Now CBS says that the State Department "only admitted the attacks were occurring after CBS News Radio first reported them August 9." According to the news agency an "internal Bureau of Western Hemisphere Affairs document obtained by CBS News shows the State Department was fully aware of the extent of the attacks on its diplomats in Havana, Cuba, long before it was forced to acknowledge them."

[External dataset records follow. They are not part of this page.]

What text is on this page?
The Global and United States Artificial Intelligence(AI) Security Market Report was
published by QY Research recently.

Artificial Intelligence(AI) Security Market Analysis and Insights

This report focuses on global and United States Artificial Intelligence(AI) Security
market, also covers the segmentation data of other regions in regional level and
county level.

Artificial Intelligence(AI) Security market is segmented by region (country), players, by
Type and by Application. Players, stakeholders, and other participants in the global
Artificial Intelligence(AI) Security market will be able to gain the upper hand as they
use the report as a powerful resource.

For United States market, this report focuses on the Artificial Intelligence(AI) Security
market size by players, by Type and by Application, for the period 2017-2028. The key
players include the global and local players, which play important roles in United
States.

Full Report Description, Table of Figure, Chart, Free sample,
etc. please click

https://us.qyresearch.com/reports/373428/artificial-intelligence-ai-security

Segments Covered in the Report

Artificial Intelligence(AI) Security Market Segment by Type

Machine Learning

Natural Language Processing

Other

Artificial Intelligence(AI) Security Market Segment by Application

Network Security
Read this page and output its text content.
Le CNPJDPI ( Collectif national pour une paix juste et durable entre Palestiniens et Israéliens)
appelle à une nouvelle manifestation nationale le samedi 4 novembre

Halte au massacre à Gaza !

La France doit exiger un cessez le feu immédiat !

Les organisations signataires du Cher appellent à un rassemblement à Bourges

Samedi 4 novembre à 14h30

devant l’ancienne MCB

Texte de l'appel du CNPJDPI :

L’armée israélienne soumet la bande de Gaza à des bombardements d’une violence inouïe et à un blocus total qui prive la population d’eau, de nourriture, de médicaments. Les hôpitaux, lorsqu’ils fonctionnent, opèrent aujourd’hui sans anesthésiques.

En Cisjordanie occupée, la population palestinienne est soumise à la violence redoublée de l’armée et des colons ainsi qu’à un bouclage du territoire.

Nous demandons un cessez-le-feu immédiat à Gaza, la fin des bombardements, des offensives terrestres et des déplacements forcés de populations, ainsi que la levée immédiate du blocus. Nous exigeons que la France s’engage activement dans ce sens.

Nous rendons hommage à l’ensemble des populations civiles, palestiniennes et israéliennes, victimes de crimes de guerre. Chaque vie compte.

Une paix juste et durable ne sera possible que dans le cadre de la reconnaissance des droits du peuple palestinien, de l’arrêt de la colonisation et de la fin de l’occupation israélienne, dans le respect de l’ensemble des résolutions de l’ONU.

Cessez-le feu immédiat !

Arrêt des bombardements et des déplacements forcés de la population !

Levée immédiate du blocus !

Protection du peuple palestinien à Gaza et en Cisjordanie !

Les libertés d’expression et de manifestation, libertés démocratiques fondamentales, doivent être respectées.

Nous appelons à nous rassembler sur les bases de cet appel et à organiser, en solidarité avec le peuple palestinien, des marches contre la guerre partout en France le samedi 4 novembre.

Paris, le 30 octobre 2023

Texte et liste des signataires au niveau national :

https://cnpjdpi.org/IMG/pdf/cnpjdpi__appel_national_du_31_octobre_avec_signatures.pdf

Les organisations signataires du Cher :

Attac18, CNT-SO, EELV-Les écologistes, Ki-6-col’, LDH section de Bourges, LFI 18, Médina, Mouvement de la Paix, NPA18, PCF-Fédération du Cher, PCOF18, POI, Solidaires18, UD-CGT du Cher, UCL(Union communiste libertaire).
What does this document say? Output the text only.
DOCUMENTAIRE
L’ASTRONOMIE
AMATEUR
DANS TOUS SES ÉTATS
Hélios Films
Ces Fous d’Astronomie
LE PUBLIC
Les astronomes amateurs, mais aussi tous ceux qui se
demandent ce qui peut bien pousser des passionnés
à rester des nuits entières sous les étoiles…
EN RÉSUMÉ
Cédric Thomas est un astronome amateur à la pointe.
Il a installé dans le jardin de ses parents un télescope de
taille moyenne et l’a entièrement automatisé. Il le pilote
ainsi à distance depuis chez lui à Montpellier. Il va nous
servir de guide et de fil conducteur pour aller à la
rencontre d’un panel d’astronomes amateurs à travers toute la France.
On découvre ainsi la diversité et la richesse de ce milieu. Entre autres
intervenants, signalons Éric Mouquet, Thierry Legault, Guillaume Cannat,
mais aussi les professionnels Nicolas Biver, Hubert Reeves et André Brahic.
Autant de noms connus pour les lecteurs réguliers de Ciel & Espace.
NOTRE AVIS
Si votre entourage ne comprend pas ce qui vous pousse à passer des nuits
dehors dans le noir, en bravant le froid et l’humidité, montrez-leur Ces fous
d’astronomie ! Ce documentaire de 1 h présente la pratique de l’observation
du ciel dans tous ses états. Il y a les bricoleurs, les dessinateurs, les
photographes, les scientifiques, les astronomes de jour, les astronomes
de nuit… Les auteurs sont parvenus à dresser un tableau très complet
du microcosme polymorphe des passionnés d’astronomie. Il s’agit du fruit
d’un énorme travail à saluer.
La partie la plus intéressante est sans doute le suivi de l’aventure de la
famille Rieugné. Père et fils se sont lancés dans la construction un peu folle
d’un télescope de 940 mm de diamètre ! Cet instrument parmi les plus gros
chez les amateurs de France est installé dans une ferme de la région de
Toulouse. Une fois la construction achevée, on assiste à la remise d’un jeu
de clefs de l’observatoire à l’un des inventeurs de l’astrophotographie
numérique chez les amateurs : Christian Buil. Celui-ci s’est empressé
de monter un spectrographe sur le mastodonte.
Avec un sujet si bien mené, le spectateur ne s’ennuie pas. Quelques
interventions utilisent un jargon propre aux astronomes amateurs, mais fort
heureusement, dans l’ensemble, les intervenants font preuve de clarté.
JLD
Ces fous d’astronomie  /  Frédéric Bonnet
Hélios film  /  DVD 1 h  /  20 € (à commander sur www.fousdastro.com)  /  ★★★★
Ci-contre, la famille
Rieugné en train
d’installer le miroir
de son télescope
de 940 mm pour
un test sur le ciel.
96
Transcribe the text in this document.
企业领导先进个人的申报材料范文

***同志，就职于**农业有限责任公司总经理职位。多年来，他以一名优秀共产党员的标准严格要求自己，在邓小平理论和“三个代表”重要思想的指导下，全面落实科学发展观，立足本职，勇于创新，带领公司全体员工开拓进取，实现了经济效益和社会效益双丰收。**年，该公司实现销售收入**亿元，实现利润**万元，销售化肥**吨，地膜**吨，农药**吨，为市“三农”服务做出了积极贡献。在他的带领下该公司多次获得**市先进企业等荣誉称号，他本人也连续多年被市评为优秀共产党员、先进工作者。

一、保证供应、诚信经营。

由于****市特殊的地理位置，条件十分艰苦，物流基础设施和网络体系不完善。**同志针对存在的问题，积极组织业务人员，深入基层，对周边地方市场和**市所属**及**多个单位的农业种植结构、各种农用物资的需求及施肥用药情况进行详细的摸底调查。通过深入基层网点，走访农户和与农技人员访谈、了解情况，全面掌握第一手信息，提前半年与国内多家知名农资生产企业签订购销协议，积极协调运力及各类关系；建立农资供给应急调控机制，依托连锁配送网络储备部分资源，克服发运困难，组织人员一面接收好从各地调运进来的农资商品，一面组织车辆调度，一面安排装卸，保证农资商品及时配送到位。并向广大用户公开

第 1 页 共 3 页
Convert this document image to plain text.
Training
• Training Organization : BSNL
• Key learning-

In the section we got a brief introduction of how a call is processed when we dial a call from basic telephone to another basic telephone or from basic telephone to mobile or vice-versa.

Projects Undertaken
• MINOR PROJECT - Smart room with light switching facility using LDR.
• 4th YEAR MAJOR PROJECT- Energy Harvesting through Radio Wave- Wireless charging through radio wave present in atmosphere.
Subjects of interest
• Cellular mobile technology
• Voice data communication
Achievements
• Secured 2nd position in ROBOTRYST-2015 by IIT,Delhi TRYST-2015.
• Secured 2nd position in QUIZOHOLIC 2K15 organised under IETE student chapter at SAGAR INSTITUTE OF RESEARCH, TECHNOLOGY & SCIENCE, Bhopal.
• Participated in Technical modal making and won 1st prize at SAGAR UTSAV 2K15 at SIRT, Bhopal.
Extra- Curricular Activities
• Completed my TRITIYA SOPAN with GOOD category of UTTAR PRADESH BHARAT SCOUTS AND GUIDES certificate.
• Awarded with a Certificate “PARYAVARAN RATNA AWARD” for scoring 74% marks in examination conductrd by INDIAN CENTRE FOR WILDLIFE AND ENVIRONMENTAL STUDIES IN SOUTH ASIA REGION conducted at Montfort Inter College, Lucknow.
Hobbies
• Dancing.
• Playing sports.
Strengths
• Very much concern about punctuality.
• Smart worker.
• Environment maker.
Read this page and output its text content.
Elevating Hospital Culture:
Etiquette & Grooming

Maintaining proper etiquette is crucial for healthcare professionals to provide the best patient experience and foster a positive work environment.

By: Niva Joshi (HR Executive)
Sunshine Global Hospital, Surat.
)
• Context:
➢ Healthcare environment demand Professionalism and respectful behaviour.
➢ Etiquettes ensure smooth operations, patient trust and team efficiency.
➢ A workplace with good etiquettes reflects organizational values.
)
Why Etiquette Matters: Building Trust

Worse yet "experts" such as Fulton Armstrong with a track record
of "minimizing Cuba’s ability to threaten U.S. interests and its
continued support to terrorists" are engaged in downplaying this latest
outrage. What goes unmentioned is that under international law as
described below by the International Court of Justice put it in the case of US Diplomatic and Consular Staff in Tehran (paras 38-40):
[t]here is no more fundamental prerequisite for the conduct of relations between States than the inviolability of diplomatic envoys and embassies . . . [T]he institution of diplomacy, with its concomitant privileges and immunities, has withstood the test of centuries and proved to be an instrument essential for effective co-operation in the international community, and for enabling States, irrespective of their differing constitutional and social systems, to achieve mutual understanding and to resolve their differences by peaceful means . . . [and] the inviolability of consular premises and archives, are similarly principles deep-rooted in international law…
The Castro regime has failed to maintain the "inviolability of diplomatic envoys and embassies" in this matter but also has a decades long history of engaging in the wholesale violation of this international norm.
Former Canadian ambassador to Cuba James Bartleman described events that occurred midway during his (1981 – 1983) posting: “[h]is family dog was poisoned, a trade officer had a dead rat nailed to their door and the embassy started receiving threatening phone calls.”
U.S. diplomat Robin Meyers was subjected to cars being used against her as weapons in Cuba in February of 1996.
In 2006 The
Miami Herald reported how a
high-ranking member of the U.S. mission found his mouthwash replaced with
urine. In
another case, after one diplomat’s family privately discussed their daughter’s
susceptibility to mosquito bites, “they returned home to find all of their
windows open and the house full of mosquitoes.” American diplomats, like their Canadian
counterparts, have also had pets poisoned while stationed in Cuba.